After a lot more work, I find out why this bug is only active in IE9. There’s a piece of code, triggered by the click handler, that decodes the URL encoded link, does some stuff with it, and encodes it again. This code is blocked by two conditions. It is only reached if the MDS is on and the browser is Internet Explorer 9 or less. MDS doesn’t work in IE8. That only leaves IE9.

But why the double encoding? The thing is, encodeURI will not touch commas, they don’t need encoding. Try it out in your console:

And of course, if you encode something and then decode it the same way, you should get the original string back, right? What if you use encodeURIComponent to encode, and encodeURI to decode? Bad things happen. Because encodeURIComponent _does_ encode commas. So lets say you know a certain string is encoded already, and you want to decode it, do some stuff with it and encode it again. You might write this:

Try that code with this URL: ”http://example.com/turing%2C%20alan/”. You should get ”http://example.com/turing%252C%20alan/”. Mystery solved!

But that just raises another question, really. Why was the comma urlencoded in the first place? The culprit can be found in SharePoint’s ”init.js”.

Back to the onClick handler. It calls a function called GoToLinkOrDialogNewWindow, which uses the href of the a tag you clicked and, amongst other things, creates a URI object from it. URI is a type of object defined in ”init.js”, and has lots of nifty functionality. It automatically encodes its content too, and when you call getString on the object, you get a nicely formatted URL string.

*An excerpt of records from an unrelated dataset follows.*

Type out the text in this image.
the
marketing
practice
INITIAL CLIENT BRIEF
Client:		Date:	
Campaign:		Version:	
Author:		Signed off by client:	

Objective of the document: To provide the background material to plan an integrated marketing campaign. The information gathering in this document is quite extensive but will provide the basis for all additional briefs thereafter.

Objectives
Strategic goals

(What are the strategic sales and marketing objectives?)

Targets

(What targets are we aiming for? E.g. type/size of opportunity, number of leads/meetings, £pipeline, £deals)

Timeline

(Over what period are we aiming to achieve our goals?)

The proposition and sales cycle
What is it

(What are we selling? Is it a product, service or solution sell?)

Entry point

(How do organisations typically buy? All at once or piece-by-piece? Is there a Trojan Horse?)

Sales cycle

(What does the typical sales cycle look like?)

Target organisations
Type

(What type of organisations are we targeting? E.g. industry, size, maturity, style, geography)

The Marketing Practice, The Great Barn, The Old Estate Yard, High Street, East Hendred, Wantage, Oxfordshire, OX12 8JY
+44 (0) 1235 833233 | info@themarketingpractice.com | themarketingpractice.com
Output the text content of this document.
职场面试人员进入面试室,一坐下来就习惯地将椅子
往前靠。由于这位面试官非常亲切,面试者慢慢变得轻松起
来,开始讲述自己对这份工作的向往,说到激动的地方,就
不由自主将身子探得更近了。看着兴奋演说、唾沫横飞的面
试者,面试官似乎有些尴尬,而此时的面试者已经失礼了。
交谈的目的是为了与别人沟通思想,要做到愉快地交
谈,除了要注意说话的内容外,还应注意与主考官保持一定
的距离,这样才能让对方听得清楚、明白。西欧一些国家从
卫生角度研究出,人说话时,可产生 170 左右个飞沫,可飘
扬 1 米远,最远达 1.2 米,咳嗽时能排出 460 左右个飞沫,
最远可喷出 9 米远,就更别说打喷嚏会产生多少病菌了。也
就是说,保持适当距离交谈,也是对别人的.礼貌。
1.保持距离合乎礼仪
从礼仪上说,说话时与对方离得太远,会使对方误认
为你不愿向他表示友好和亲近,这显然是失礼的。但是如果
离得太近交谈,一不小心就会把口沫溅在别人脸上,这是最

Except, of course, when there’s a comma in it. You see, URI doesn’t use encodeURI. Instead, it breaks the link up into parts, a bit like this: http-:-//-example.com-/turing, alan/ (using – as a delimiter). It then fastidiously encodes each component, of course, using encodeURIComponent.

So who’s wrong? No one, really. The problem is that one part of SharePoint assumes a URL to be encoded using encodeURI. Another part of SharePoint encodes the URL by looping over parts of it and calling encodeURIComponent. Communication breakdown.